Seen in that context, the new Alzheimer’s-gene paper does not come out of nowhere. It belongs to a maturing research thread that is moving mindfulness away from a purely psychological frame and toward a more integrated model of mind-body biology. The presence of names like Perla Kaliman, Clifford D. Saron, Ayman Mukerji Househam, Quinn A. Conklin, Marta Cosín-Tomás, Grant S. Shields, Brandon G. King, and Anthony P. Zanesco in the wider conversation also signals how interdisciplinary this area has become, spanning contemplative science, molecular biology, and aging research across institutions in Navarra, Barcelona, Sacramento, Davis, Fayetteville, Miami, New York, Chicago, Oxford, Geneva, and beyond.

What readers should take from it now

For mindfulness practitioners, the practical takeaway is not that a retreat has been shown to ward off dementia. It is that the field is beginning to ask whether sustained contemplative practice may leave measurable biological signatures in pathways relevant to neurodegeneration. That is a meaningful shift, because it suggests the science of mindfulness is broadening from symptom relief into biomarker research.

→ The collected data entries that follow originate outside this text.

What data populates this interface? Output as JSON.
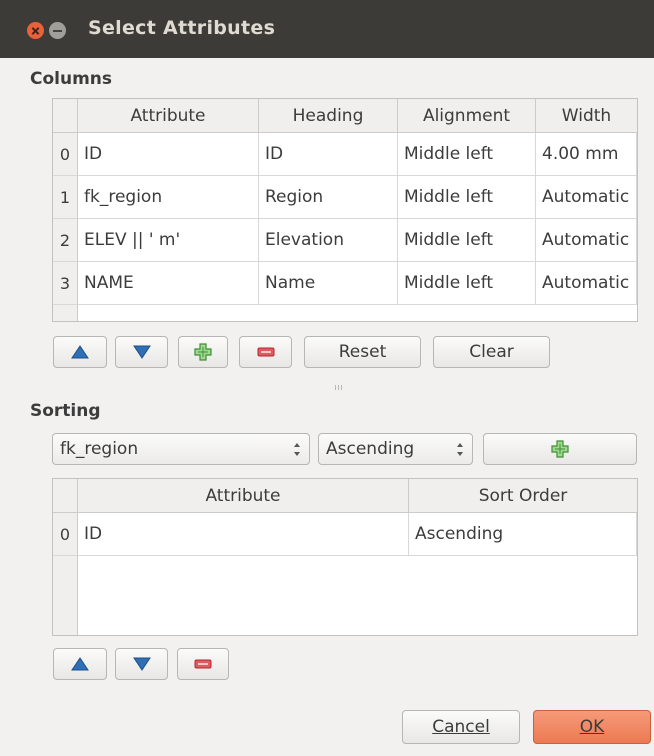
{
  "window": {
    "title": "Select Attributes"
  },
  "columns": {
    "section_title": "Columns",
    "headers": [
      "Attribute",
      "Heading",
      "Alignment",
      "Width"
    ],
    "rows": [
      {
        "num": "0",
        "attribute": "ID",
        "heading": "ID",
        "alignment": "Middle left",
        "width": "4.00 mm"
      },
      {
        "num": "1",
        "attribute": "fk_region",
        "heading": "Region",
        "alignment": "Middle left",
        "width": "Automatic"
      },
      {
        "num": "2",
        "attribute": "ELEV || ' m'",
        "heading": "Elevation",
        "alignment": "Middle left",
        "width": "Automatic"
      },
      {
        "num": "3",
        "attribute": "NAME",
        "heading": "Name",
        "alignment": "Middle left",
        "width": "Automatic"
      }
    ],
    "buttons": {
      "move_up_icon": "triangle-up-icon",
      "move_down_icon": "triangle-down-icon",
      "add_icon": "plus-icon",
      "remove_icon": "minus-icon",
      "reset_label": "Reset",
      "clear_label": "Clear"
    }
  },
  "sorting": {
    "section_title": "Sorting",
    "attribute_combo_value": "fk_region",
    "order_combo_value": "Ascending",
    "headers": [
      "Attribute",
      "Sort Order"
    ],
    "rows": [
      {
        "num": "0",
        "attribute": "ID",
        "sort_order": "Ascending"
      }
    ]
  },
  "footer": {
    "cancel_label": "Cancel",
    "ok_label": "OK"
  },
  "colors": {
    "titlebar": "#3c3b37",
    "close_button": "#e9613a",
    "ok_button": "#ec7a53",
    "add_icon": "#46a53d",
    "remove_icon": "#d73b43",
    "arrow_icon": "#2f6fb5"
  }
}
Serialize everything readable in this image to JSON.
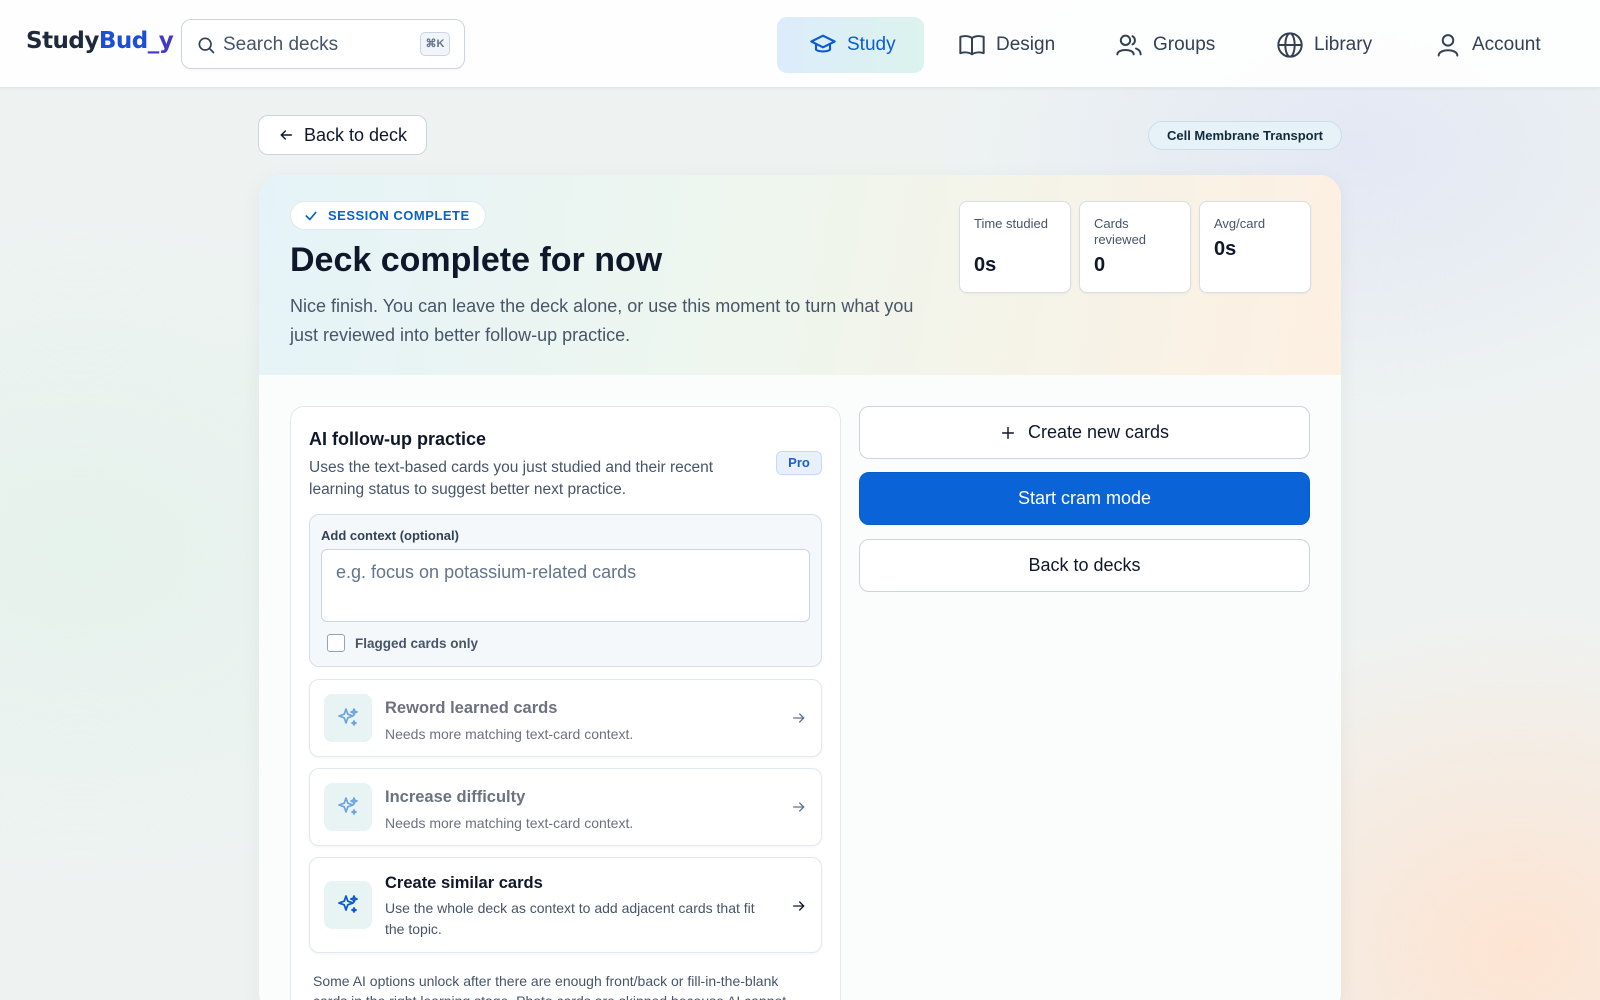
{
  "brand": {
    "part1": "Study",
    "part2": "Bud",
    "part3": "_y"
  },
  "search": {
    "placeholder": "Search decks",
    "shortcut": "⌘K"
  },
  "nav": [
    {
      "label": "Study",
      "icon": "graduation-cap-icon",
      "active": true
    },
    {
      "label": "Design",
      "icon": "book-icon",
      "active": false
    },
    {
      "label": "Groups",
      "icon": "users-icon",
      "active": false
    },
    {
      "label": "Library",
      "icon": "globe-icon",
      "active": false
    },
    {
      "label": "Account",
      "icon": "user-icon",
      "active": false
    }
  ],
  "back_to_deck": "Back to deck",
  "deck_name": "Cell Membrane Transport",
  "session": {
    "badge": "SESSION COMPLETE",
    "title": "Deck complete for now",
    "description": "Nice finish. You can leave the deck alone, or use this moment to turn what you just reviewed into better follow-up practice."
  },
  "stats": [
    {
      "label": "Time studied",
      "value": "0s"
    },
    {
      "label": "Cards reviewed",
      "value": "0"
    },
    {
      "label": "Avg/card",
      "value": "0s"
    }
  ],
  "ai_panel": {
    "title": "AI follow-up practice",
    "description": "Uses the text-based cards you just studied and their recent learning status to suggest better next practice.",
    "pro_badge": "Pro",
    "context_label": "Add context (optional)",
    "context_placeholder": "e.g. focus on potassium-related cards",
    "flagged_label": "Flagged cards only",
    "options": [
      {
        "title": "Reword learned cards",
        "description": "Needs more matching text-card context.",
        "enabled": false
      },
      {
        "title": "Increase difficulty",
        "description": "Needs more matching text-card context.",
        "enabled": false
      },
      {
        "title": "Create similar cards",
        "description": "Use the whole deck as context to add adjacent cards that fit the topic.",
        "enabled": true
      }
    ],
    "footnote": "Some AI options unlock after there are enough front/back or fill-in-the-blank cards in the right learning stage. Photo cards are skipped because AI cannot"
  },
  "actions": {
    "create_new": "Create new cards",
    "cram": "Start cram mode",
    "back_to_decks": "Back to decks"
  },
  "colors": {
    "primary": "#0a64d8",
    "accent_text": "#0b63c9",
    "brand_blue": "#1d4ed8"
  }
}
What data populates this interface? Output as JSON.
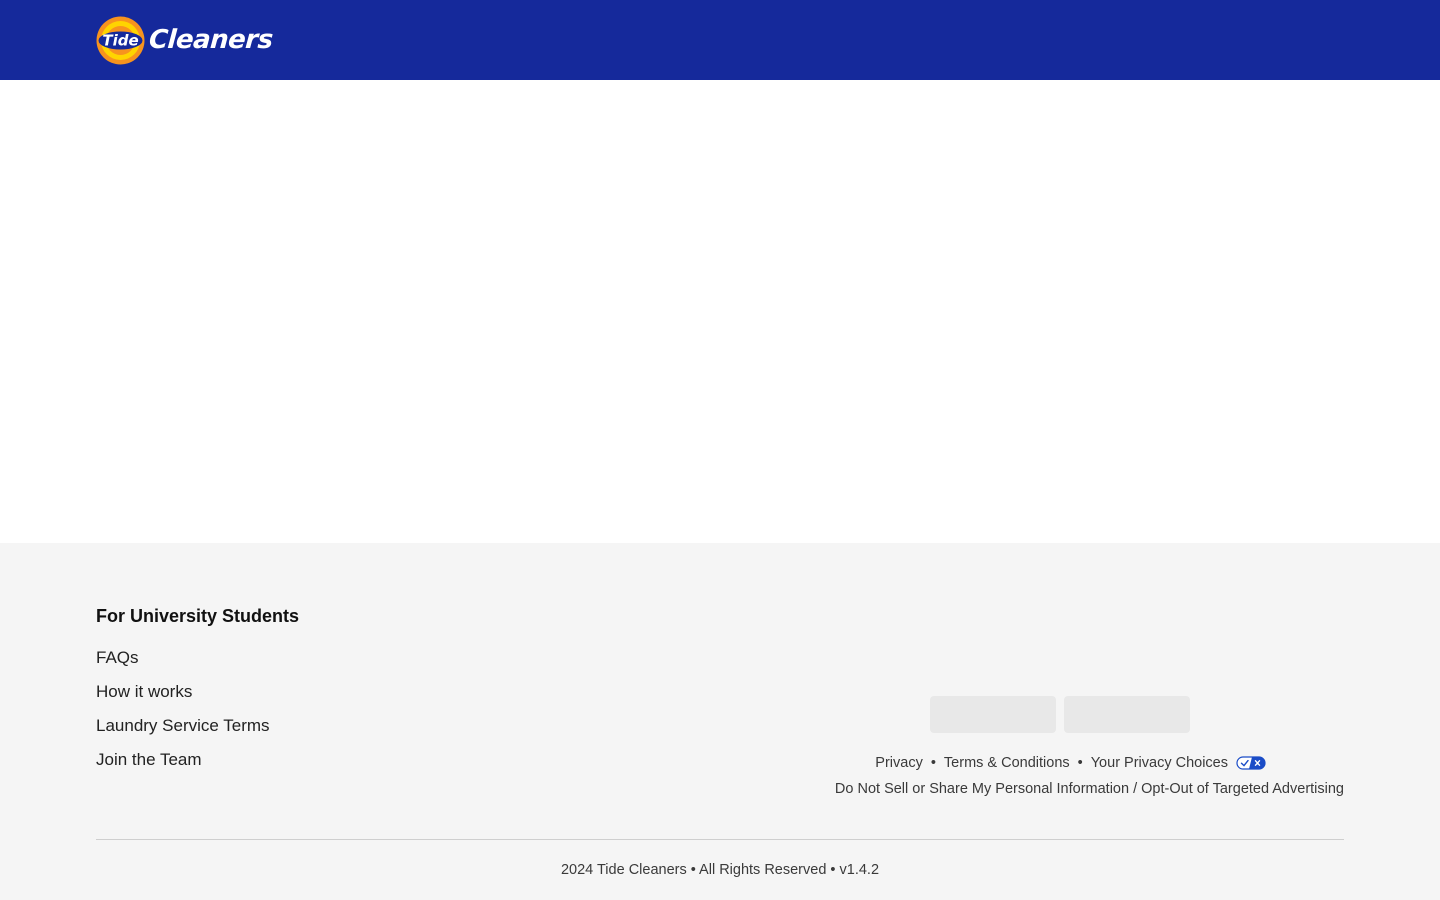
{
  "header": {
    "logo_badge_text": "Tide",
    "logo_wordmark": "Cleaners",
    "colors": {
      "background": "#15299b",
      "badge_orange": "#f7931e",
      "badge_yellow": "#ffd400",
      "badge_blue": "#15299b"
    }
  },
  "footer": {
    "section_heading": "For University Students",
    "links": [
      {
        "label": "FAQs"
      },
      {
        "label": "How it works"
      },
      {
        "label": "Laundry Service Terms"
      },
      {
        "label": "Join the Team"
      }
    ],
    "app_badges": [
      "app-store-badge",
      "google-play-badge"
    ],
    "legal": {
      "privacy": "Privacy",
      "separator": "•",
      "terms": "Terms & Conditions",
      "privacy_choices": "Your Privacy Choices",
      "privacy_choices_icon": "privacy-choices-icon",
      "optout": "Do Not Sell or Share My Personal Information / Opt-Out of Targeted Advertising"
    },
    "copyright": "2024 Tide Cleaners • All Rights Reserved • v1.4.2",
    "colors": {
      "background": "#f5f5f5",
      "divider": "#cfcfcf",
      "privacy_icon_blue": "#1a4cc7"
    }
  }
}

The strongest, most honest reading of this paper is simple: a 1-month Vipassana retreat was associated with methylation changes in a handful of Alzheimer’s-related genes, including ADAM10, APOE, HOXA3, TREM2, and ABCA7. That is exciting as a signal of where the research may head next, especially in a field as urgent as dementia, but it is not proof that mindfulness changes disease course. The real value of the study is that it opens a more rigorous next question, and for now, that is exactly where the evidence should stay.

This article was produced by Prism’s automated news system from verified source data, official records, and press releases, then run through automated quality and moderation checks before publishing. The system is built and supervised by the people who set the standards it runs under. Read our full AI policy.